Тексты Головина в его случае не самое главное, они не более значительны, чем элементы костюма или случайное выражение лица. Головин сам себя никогда не относил к писателям. «Я пишущий читатель», — говорит он. Гнетущий шарм его прямого и непосредственного бытия, его интонации, его темный, донный пронзительный юмор гораздо выразительней. В каком-то смысле, он неделим, и, не ставя задачи информировать или образовать читателей, как-то повлиять на них, его тексты не более, чем аура присутствия, тонкий след метафизического парфюма. Тексты Головина живут в его личности, свидетельствуют о ней, отражают ее. Не более (но и не менее).

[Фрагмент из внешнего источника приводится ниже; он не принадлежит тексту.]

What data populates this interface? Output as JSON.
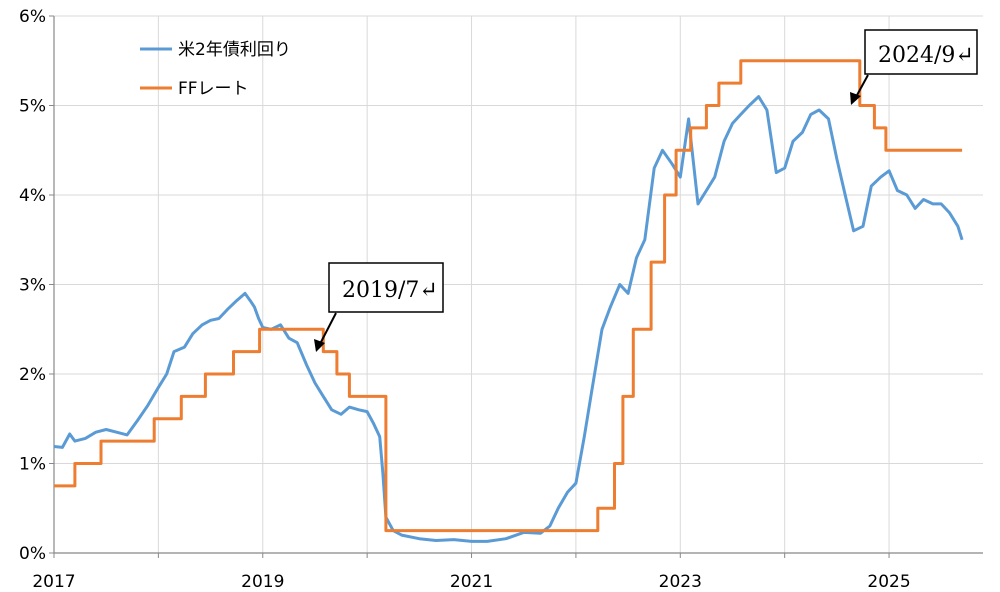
{
  "chart_data": {
    "type": "line",
    "title": "",
    "xlabel": "",
    "ylabel": "",
    "xlim": [
      2017,
      2025.9
    ],
    "ylim": [
      0,
      6
    ],
    "grid": true,
    "legend_position": "top-left",
    "x_ticks": [
      2017,
      2019,
      2021,
      2023,
      2025
    ],
    "x_tick_labels": [
      "2017",
      "2019",
      "2021",
      "2023",
      "2025"
    ],
    "y_ticks": [
      0,
      1,
      2,
      3,
      4,
      5,
      6
    ],
    "y_tick_labels": [
      "0%",
      "1%",
      "2%",
      "3%",
      "4%",
      "5%",
      "6%"
    ],
    "annotations": [
      {
        "text": "2019/7↵",
        "target": [
          2019.58,
          2.25
        ]
      },
      {
        "text": "2024/9↵",
        "target": [
          2024.72,
          5.0
        ]
      }
    ],
    "series": [
      {
        "name": "米2年債利回り",
        "color": "#5B9BD5",
        "points": [
          [
            2017.0,
            1.19
          ],
          [
            2017.08,
            1.18
          ],
          [
            2017.15,
            1.33
          ],
          [
            2017.2,
            1.25
          ],
          [
            2017.3,
            1.28
          ],
          [
            2017.4,
            1.35
          ],
          [
            2017.5,
            1.38
          ],
          [
            2017.6,
            1.35
          ],
          [
            2017.7,
            1.32
          ],
          [
            2017.8,
            1.48
          ],
          [
            2017.9,
            1.65
          ],
          [
            2018.0,
            1.85
          ],
          [
            2018.08,
            2.0
          ],
          [
            2018.15,
            2.25
          ],
          [
            2018.25,
            2.3
          ],
          [
            2018.33,
            2.45
          ],
          [
            2018.42,
            2.55
          ],
          [
            2018.5,
            2.6
          ],
          [
            2018.58,
            2.62
          ],
          [
            2018.66,
            2.72
          ],
          [
            2018.75,
            2.82
          ],
          [
            2018.83,
            2.9
          ],
          [
            2018.88,
            2.82
          ],
          [
            2018.92,
            2.75
          ],
          [
            2018.96,
            2.62
          ],
          [
            2019.0,
            2.52
          ],
          [
            2019.08,
            2.5
          ],
          [
            2019.17,
            2.55
          ],
          [
            2019.25,
            2.4
          ],
          [
            2019.33,
            2.35
          ],
          [
            2019.42,
            2.1
          ],
          [
            2019.5,
            1.9
          ],
          [
            2019.58,
            1.75
          ],
          [
            2019.66,
            1.6
          ],
          [
            2019.75,
            1.55
          ],
          [
            2019.83,
            1.63
          ],
          [
            2019.92,
            1.6
          ],
          [
            2020.0,
            1.58
          ],
          [
            2020.06,
            1.45
          ],
          [
            2020.12,
            1.3
          ],
          [
            2020.15,
            0.9
          ],
          [
            2020.18,
            0.4
          ],
          [
            2020.25,
            0.25
          ],
          [
            2020.33,
            0.2
          ],
          [
            2020.5,
            0.16
          ],
          [
            2020.66,
            0.14
          ],
          [
            2020.83,
            0.15
          ],
          [
            2021.0,
            0.13
          ],
          [
            2021.15,
            0.13
          ],
          [
            2021.33,
            0.16
          ],
          [
            2021.5,
            0.23
          ],
          [
            2021.66,
            0.22
          ],
          [
            2021.75,
            0.3
          ],
          [
            2021.83,
            0.5
          ],
          [
            2021.92,
            0.68
          ],
          [
            2022.0,
            0.78
          ],
          [
            2022.08,
            1.3
          ],
          [
            2022.15,
            1.8
          ],
          [
            2022.25,
            2.5
          ],
          [
            2022.33,
            2.75
          ],
          [
            2022.42,
            3.0
          ],
          [
            2022.5,
            2.9
          ],
          [
            2022.58,
            3.3
          ],
          [
            2022.66,
            3.5
          ],
          [
            2022.75,
            4.3
          ],
          [
            2022.83,
            4.5
          ],
          [
            2022.92,
            4.35
          ],
          [
            2023.0,
            4.2
          ],
          [
            2023.08,
            4.85
          ],
          [
            2023.17,
            3.9
          ],
          [
            2023.25,
            4.05
          ],
          [
            2023.33,
            4.2
          ],
          [
            2023.42,
            4.6
          ],
          [
            2023.5,
            4.8
          ],
          [
            2023.58,
            4.9
          ],
          [
            2023.66,
            5.0
          ],
          [
            2023.75,
            5.1
          ],
          [
            2023.83,
            4.95
          ],
          [
            2023.92,
            4.25
          ],
          [
            2024.0,
            4.3
          ],
          [
            2024.08,
            4.6
          ],
          [
            2024.17,
            4.7
          ],
          [
            2024.25,
            4.9
          ],
          [
            2024.33,
            4.95
          ],
          [
            2024.42,
            4.85
          ],
          [
            2024.5,
            4.4
          ],
          [
            2024.58,
            4.0
          ],
          [
            2024.66,
            3.6
          ],
          [
            2024.75,
            3.65
          ],
          [
            2024.83,
            4.1
          ],
          [
            2024.92,
            4.2
          ],
          [
            2025.0,
            4.27
          ],
          [
            2025.08,
            4.05
          ],
          [
            2025.17,
            4.0
          ],
          [
            2025.25,
            3.85
          ],
          [
            2025.33,
            3.95
          ],
          [
            2025.42,
            3.9
          ],
          [
            2025.5,
            3.9
          ],
          [
            2025.58,
            3.8
          ],
          [
            2025.66,
            3.65
          ],
          [
            2025.7,
            3.5
          ]
        ]
      },
      {
        "name": "FFレート",
        "color": "#ED7D31",
        "step": true,
        "points": [
          [
            2017.0,
            0.75
          ],
          [
            2017.2,
            1.0
          ],
          [
            2017.45,
            1.25
          ],
          [
            2017.96,
            1.5
          ],
          [
            2018.22,
            1.75
          ],
          [
            2018.45,
            2.0
          ],
          [
            2018.72,
            2.25
          ],
          [
            2018.97,
            2.5
          ],
          [
            2019.58,
            2.25
          ],
          [
            2019.71,
            2.0
          ],
          [
            2019.83,
            1.75
          ],
          [
            2020.18,
            0.25
          ],
          [
            2022.21,
            0.5
          ],
          [
            2022.37,
            1.0
          ],
          [
            2022.45,
            1.75
          ],
          [
            2022.55,
            2.5
          ],
          [
            2022.72,
            3.25
          ],
          [
            2022.85,
            4.0
          ],
          [
            2022.96,
            4.5
          ],
          [
            2023.1,
            4.75
          ],
          [
            2023.25,
            5.0
          ],
          [
            2023.37,
            5.25
          ],
          [
            2023.58,
            5.5
          ],
          [
            2024.72,
            5.0
          ],
          [
            2024.86,
            4.75
          ],
          [
            2024.97,
            4.5
          ],
          [
            2025.7,
            4.5
          ]
        ]
      }
    ]
  }
}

Из них невозможно вывести начала учения, не годятся они для законченной философии или искусствоведческой теории. Это просто живой объект, насыщенный лучевым фактом его присутствия. Это оформленная его сердцем тонкая пленка презентации…

Это ослепительно и общеобязательно именно потому, что произвольно, чрезмерно, потому что этого вполне могло бы и не быть…

Книга — следствие духовного каприза, от этого она особенно ценна и значима.

Евгения Всеволодовича Головина можно только любить — безумно, абсолютно, отчаянно любить. Все остальные формы оценки и восприятия осыпаются в прах.

Если вы не знаете, что такое любовь, и не готовы умереть за нее, не читайте этой книги.